5 Aug 2011

We need to stop bailing out countries and fix the tax system instead

Stock markets are collapsing. £50 billion was wiped off the London Stock Market in one day, and we are told that governments have to put together another round of funding to provide more support for the Greek, Portuguese and Irish economies, shortly to be followed no doubt by packages for the Italian and Spanish economies. And how long before France and the UK become the next target of the speculators...

Reading the press you would think that there is absolutely no option apart from borrowing (or more likely printing) yet more money to get out of this mess and paying for everything with massive across the board cuts.  Citizens are being told that they will have to pick up the tab in the form of higher taxes, massive cuts in services, job losses, pensions and so on.

No. This is wrong. The money is there. It's being used to do £4 trillion a day in currency speculation. It's being used to speculate on commodity markets. It's being used for all manner of totally pointless activities that have only one function - siphon money out of the system and put it in the pockets of the financial elite.

As I argued yesterday, we need to introduce a Financial Transaction Tax now. It's been voted for by the European Parliament. It has the approval of Merkel and Sarkozy. What are we waiting for?



The table shows data for the 17 countries in the Eurozone that I got from the huge data set provided by the IMF in april 2011. It provides information about Gross Government Debt, Revenue and Expenditure together with GDP for 2010 - all listed in billions of euros. Total debt for the Eurozone countries is now €7.7  trillion. That certainly sounds like a lot of debt. But, if you compare the figures with the values for financial transactions that I extracted from the BIS tables (for 2009 unfortunately), you can see that the numbers are totally dwarfed. In Belgium transactions exceeded GDP by 713:1. In Germany the ratio is 224:1. And even in countries like France, Italy and the Netherlands, the ratio of transactions to GDP exceeds 100:1.

Unfortunately, the BIS doesn't compile data for the other countries, and so we will have to guess. But, it seems highly likely that the average ration of 261:1 might provide a reasonable first guess for the value across the whole region. (Isn't it scandelous that no-one seems to have any real numbers for financial transactions?)
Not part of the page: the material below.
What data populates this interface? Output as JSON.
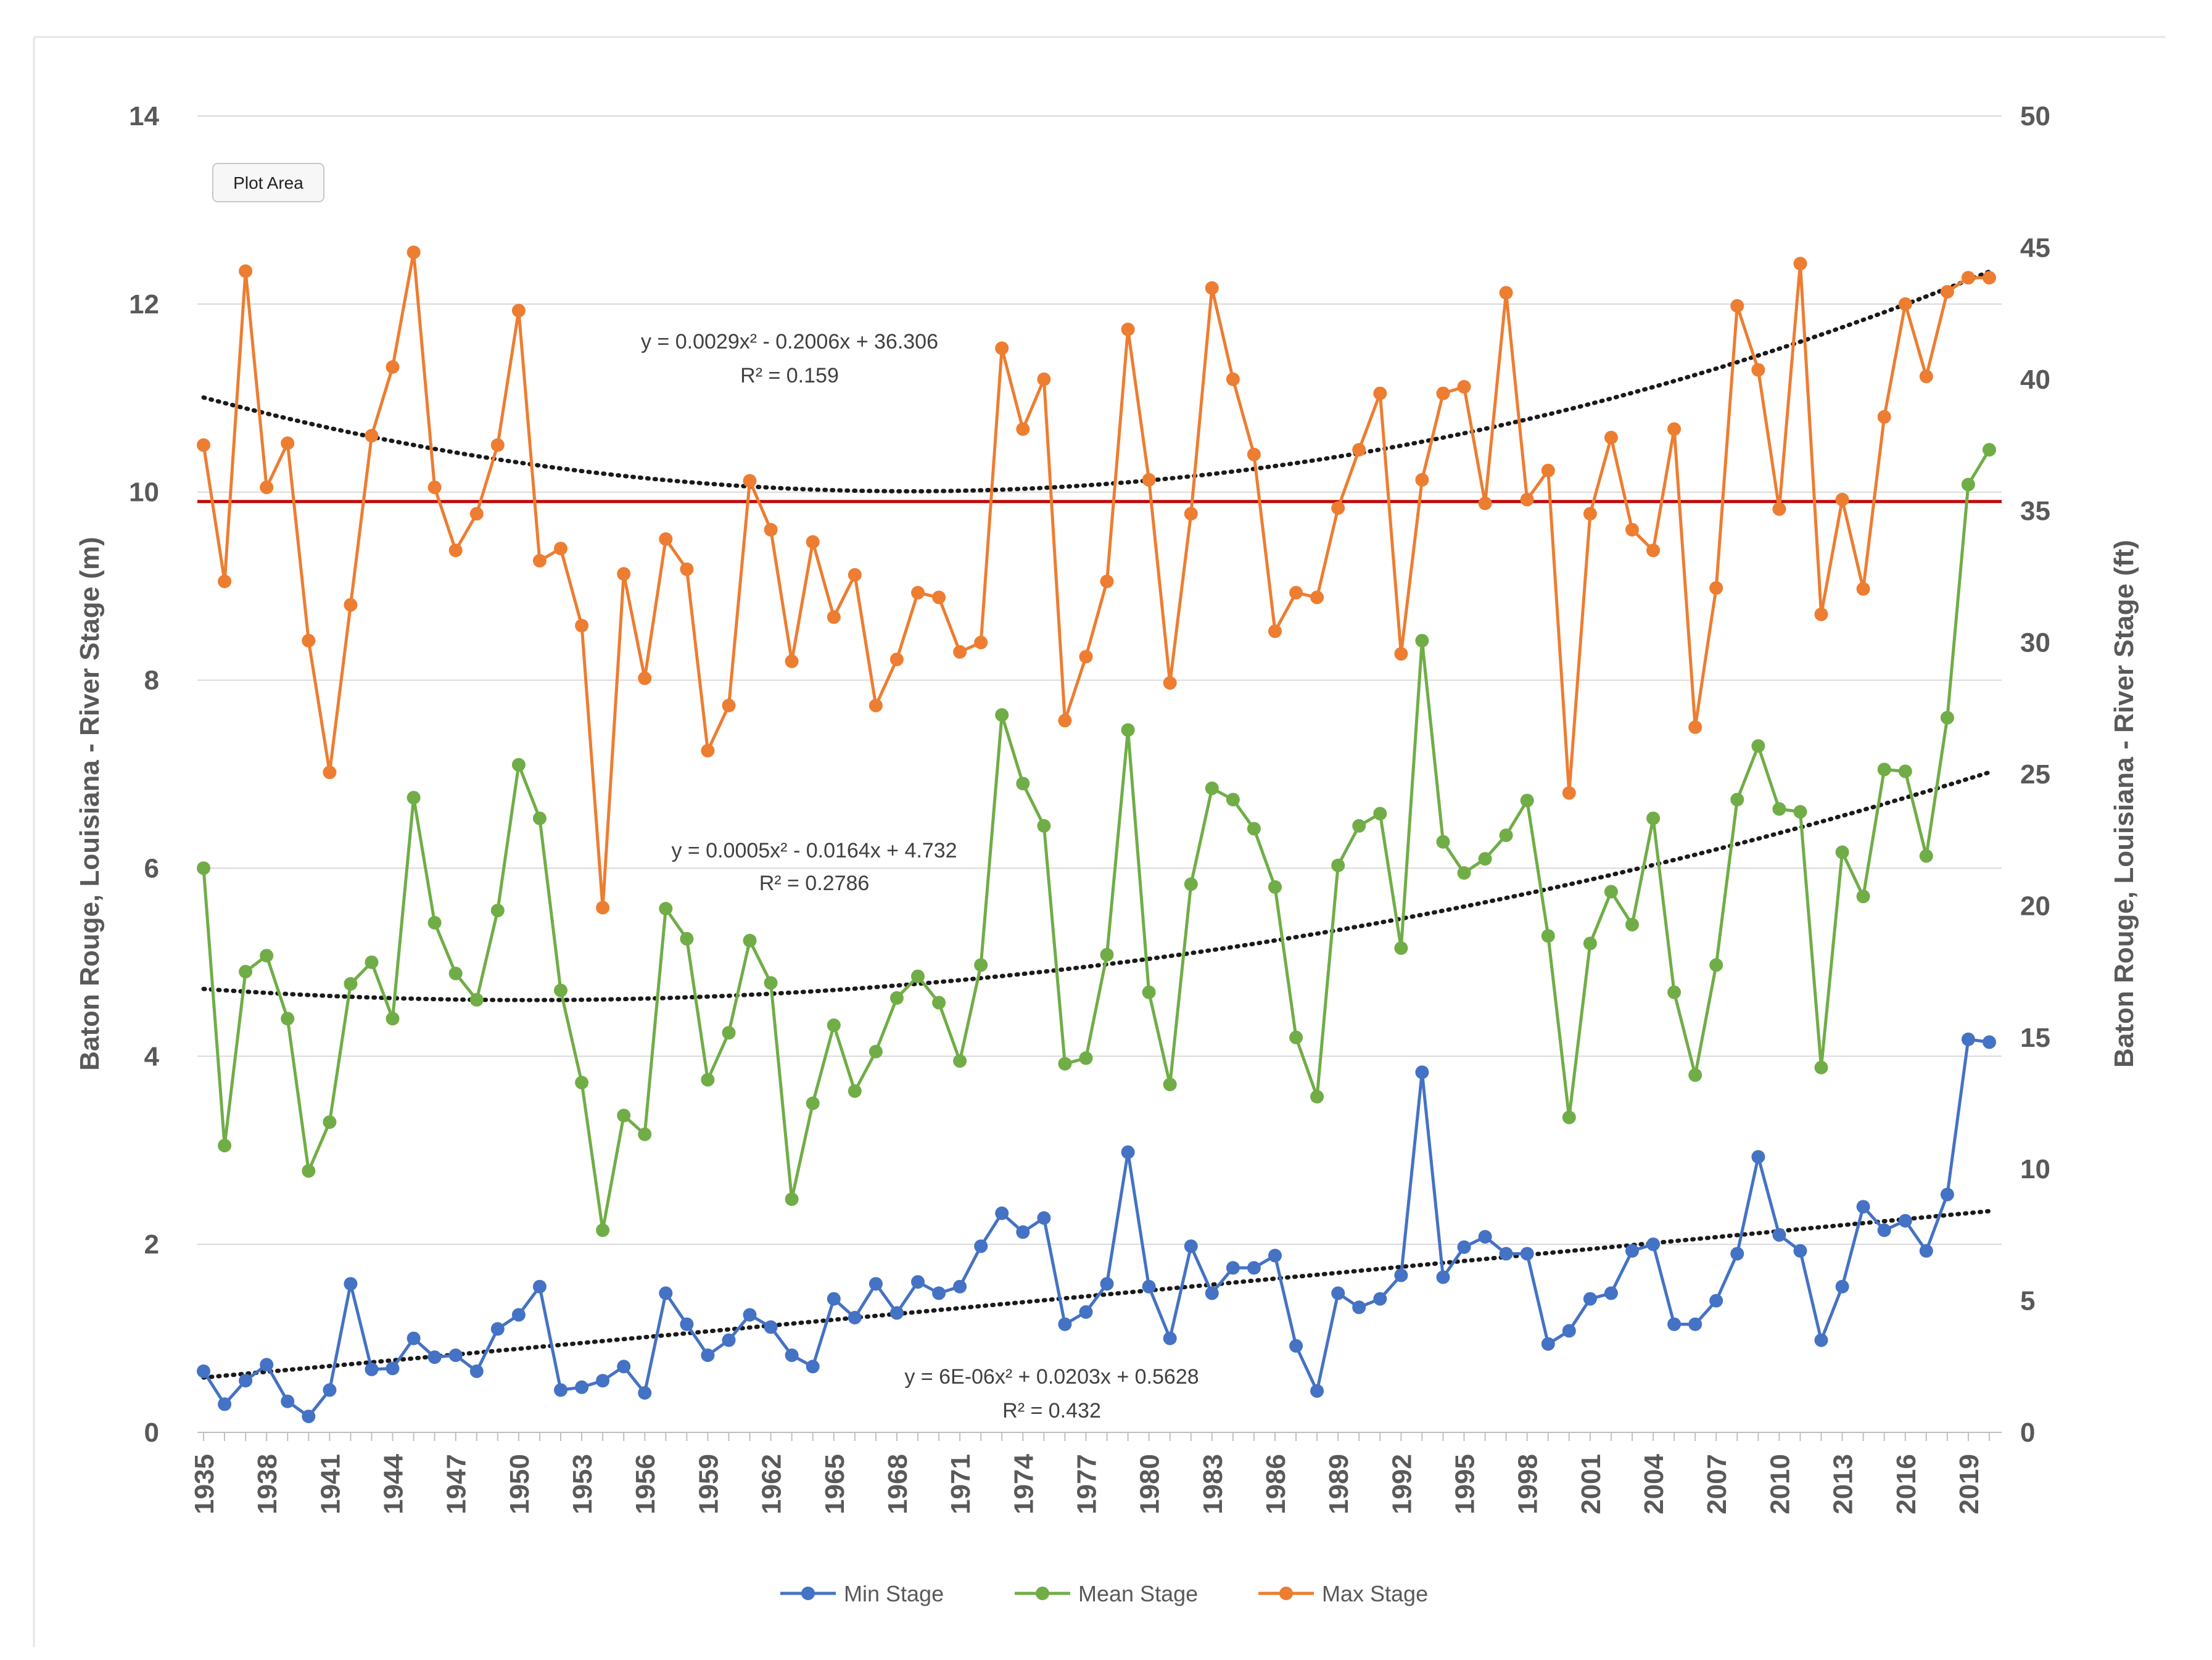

This means that we can estimate that total financial transactions within the Eurozone could be of the order of €2860 trillion. This number actually appears quite plausible given that the BIS total for the USA is $3800 trillion. The value for the Eurozone is roughly 500 times total government revenue from all the existing tax mechanisms (income tax, VAT, taxes on profits, social security and health contributions etc etc), meaning that they could all be abolished with an FTT of around 0.2%.

But in the present context, what is even more interesting  is that the total Eurozone government debt of €7.7 trillion could be paid off very rapidly by a modest FTT. Governments simply have to decide whether they want to impose an FTT of about 0.28% which would pay it all off in 1 year, or maybe spread the repayment back over 5 years with a rate of only about 0.06%.

Who could possibly object to solving all the Eurozone crisis, and getting rid of all current taxes by imposing a very modest 0.3% Financial Transaction Tax?